MIR file format

MIR is backed up by the HDF5 data file format.

HDF5 is an extensible and open standard, comprised of platform independent technologies which are available under Open Source licenses. HDF5 format has been designed with the objective of creating data storages that are self-descriptive, flexible, and have extremely fast and efficient access patterns to the stored data.

Note

Although not mandatory, MIR data files should have the .mir extension (lowercase), for easier identification on the file system.

HDF5 key concepts

Although HDF5 key concepts are best explained by the HDF5 User’s Guide, a quick overview is given bellow for readers convenience:

Group

A collection of HDF5 objects (including other groups).

As suggested by its name “Hierarchical Data Format”, an HDF5 file is hierarchically structured, like a tree. This tree structure is very similar to the file system structures employed on UNIX systems, with directories and files. HDF5 groups are analogous to the directories, HDF5 datasets are analogous to the files.

Every HDF5 data file has at least one object, the root group. All other objects (including groups) are either members of the root group or its descendants.

Dataset

A multidimensional array of data elements, together with supporting metadata.

An HDF5 dataset is an object composed of a collection of data elements and metadata that stores a description of the data elements, data layout, and all other information necessary to write, read, and interpret the stored data.

Data type

A description of a specific class of data element including its storage layout as a pattern of bits.

HDF5 data types implement a flexible, extensible, and portable mechanism for specifying and discovering the storage layout of the data elements, determining how to interpret the elements (for example, as float­ing point numbers), and for transferring data from different compatible layouts.

Atomic data types are indivisible.

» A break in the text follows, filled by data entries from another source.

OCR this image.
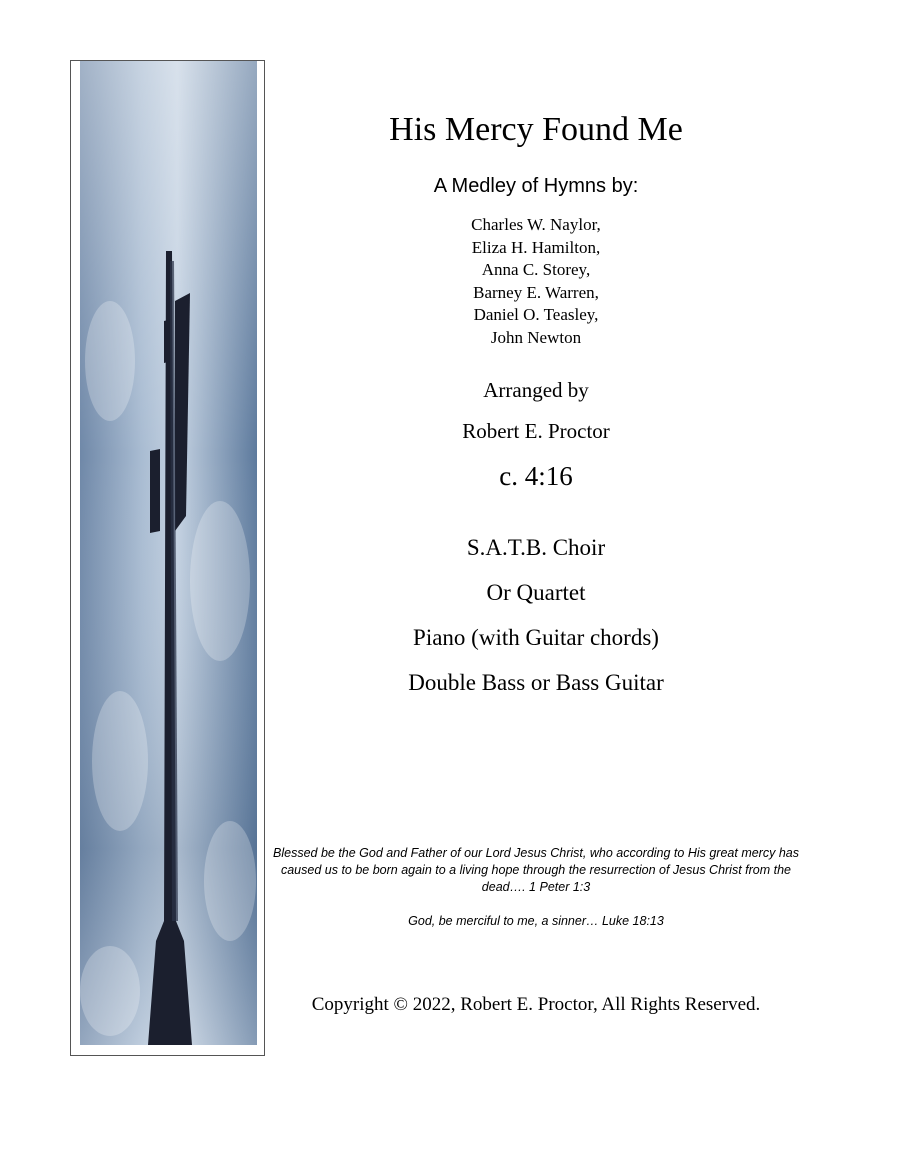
His Mercy Found Me
A Medley of Hymns by:
Charles W. Naylor,
Eliza H. Hamilton,
Anna C. Storey,
Barney E. Warren,
Daniel O. Teasley,
John Newton
Arranged by
Robert E. Proctor
c. 4:16
S.A.T.B. Choir
Or Quartet
Piano (with Guitar chords)
Double Bass or Bass Guitar
Blessed be the God and Father of our Lord Jesus Christ, who according to His great mercy has caused us to be born again to a living hope through the resurrection of Jesus Christ from the dead…. 1 Peter 1:3
God, be merciful to me, a sinner… Luke 18:13
Copyright © 2022, Robert E. Proctor, All Rights Reserved.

Composite data types are composed of multiple elements of atomic data types.

In addition to the standard types, users can define additional custom data types.

Attribute

A small metadata object attached to a group or a dataset.

Attributes are a critical part of what makes HDF5 a “self-describing” format. They are small named pieces of data attached directly to group or dataset objects. This is the official way to store metadata in HDF5.

Mapping MIR concepts onto HDF5

In general, MIR concepts map cleanly onto their HDF5 counterparts:

MIR HDF5
Data type Data type
Attribute Attribute
Dataset Dataset
Layer Group

Detailed MIR/HDF5 data type map:

  • integer numbers are stored as 32-bit signed integers, using the H5T_STD_I32LE HDF5 data type
  • floating point numbers are stored as IEEE 754 binary64, using the H5T_IEEE_F64LE HDF5 data type
  • all Unicode strings are UTF-8 encoded

Additionally, each MIR layer (HDF5 group) is a child of the root HDF5 group.